Skip to contents

This function performs PCA on the input data frame to reduce number of predictors.

Usage

post_calc_pca(
  data,
  locs_id = "site_id",
  time_id = "time",
  yvar = "Arithmetic.Mean",
  coords = c("lon", "lat"),
  num_comp = 5,
  threshold = NA,
  pattern = "FUGITIVE|STACK",
  groups = NULL,
  prefix = "PCA",
  kernel = FALSE
)

Arguments

data

data.frame or data.table

locs_id

The column name in the spatial object that represents the location identifier.

time_id

The column name in the data frame that represents the time identifier.

yvar

The target variable.

coords

The column names that represent the XY coordinates. Default is c("lon", "lat").

num_comp

integer(1). The number of components to retain as new predictors. If threshold is defined, num_comp will be overridden.

threshold

numeric(1). A fraction of the total variance that should be covered by the components.

pattern

character(1). A regular expression pattern to match the columns that should be included in the PCA.

groups

character. A character vector of groups to perform PCA on. Each character should be a regular expression pattern to match the columns that should be included in the PCA. Default is NULL.

prefix

character(1).

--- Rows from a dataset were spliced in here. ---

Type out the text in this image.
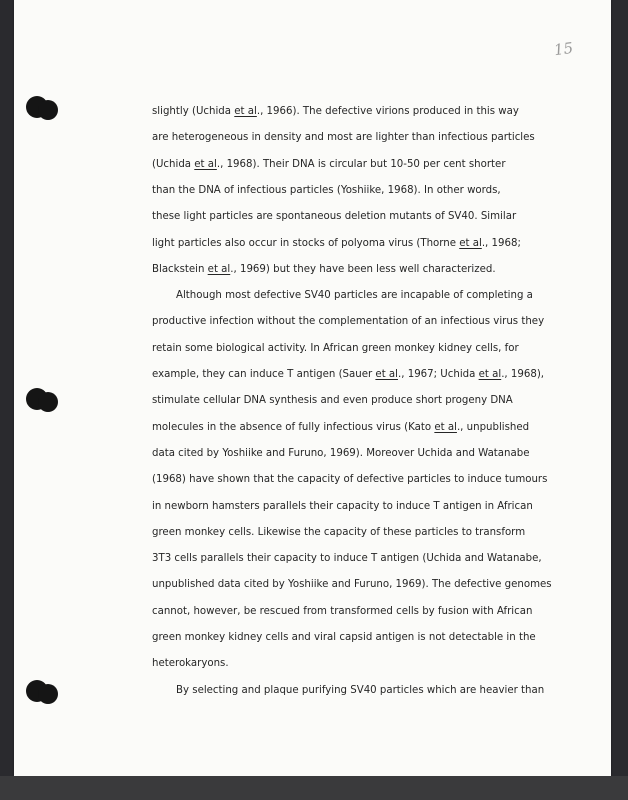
15
slightly (Uchida et al., 1966). The defective virions produced in this way
are heterogeneous in density and most are lighter than infectious particles
(Uchida et al., 1968). Their DNA is circular but 10-50 per cent shorter
than the DNA of infectious particles (Yoshiike, 1968). In other words,
these light particles are spontaneous deletion mutants of SV40. Similar
light particles also occur in stocks of polyoma virus (Thorne et al., 1968;
Blackstein et al., 1969) but they have been less well characterized.
Although most defective SV40 particles are incapable of completing a
productive infection without the complementation of an infectious virus they
retain some biological activity. In African green monkey kidney cells, for
example, they can induce T antigen (Sauer et al., 1967; Uchida et al., 1968),
stimulate cellular DNA synthesis and even produce short progeny DNA
molecules in the absence of fully infectious virus (Kato et al., unpublished
data cited by Yoshiike and Furuno, 1969). Moreover Uchida and Watanabe
(1968) have shown that the capacity of defective particles to induce tumours
in newborn hamsters parallels their capacity to induce T antigen in African
green monkey cells. Likewise the capacity of these particles to transform
3T3 cells parallels their capacity to induce T antigen (Uchida and Watanabe,
unpublished data cited by Yoshiike and Furuno, 1969). The defective genomes
cannot, however, be rescued from transformed cells by fusion with African
green monkey kidney cells and viral capsid antigen is not detectable in the
heterokaryons.
By selecting and plaque purifying SV40 particles which are heavier than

A prefix to be added to the column names of the Principal Components. Default is NULL.

kernel

logical(1). Whether to use a kernel PCA with recipes::step_kpca(). Default is FALSE.

Value

data.table with Principal Components sufficient to satisfy the threshold, merged with *_id and yvar columns from original data.

Note

If threshold is defined, num_comp will be overridden.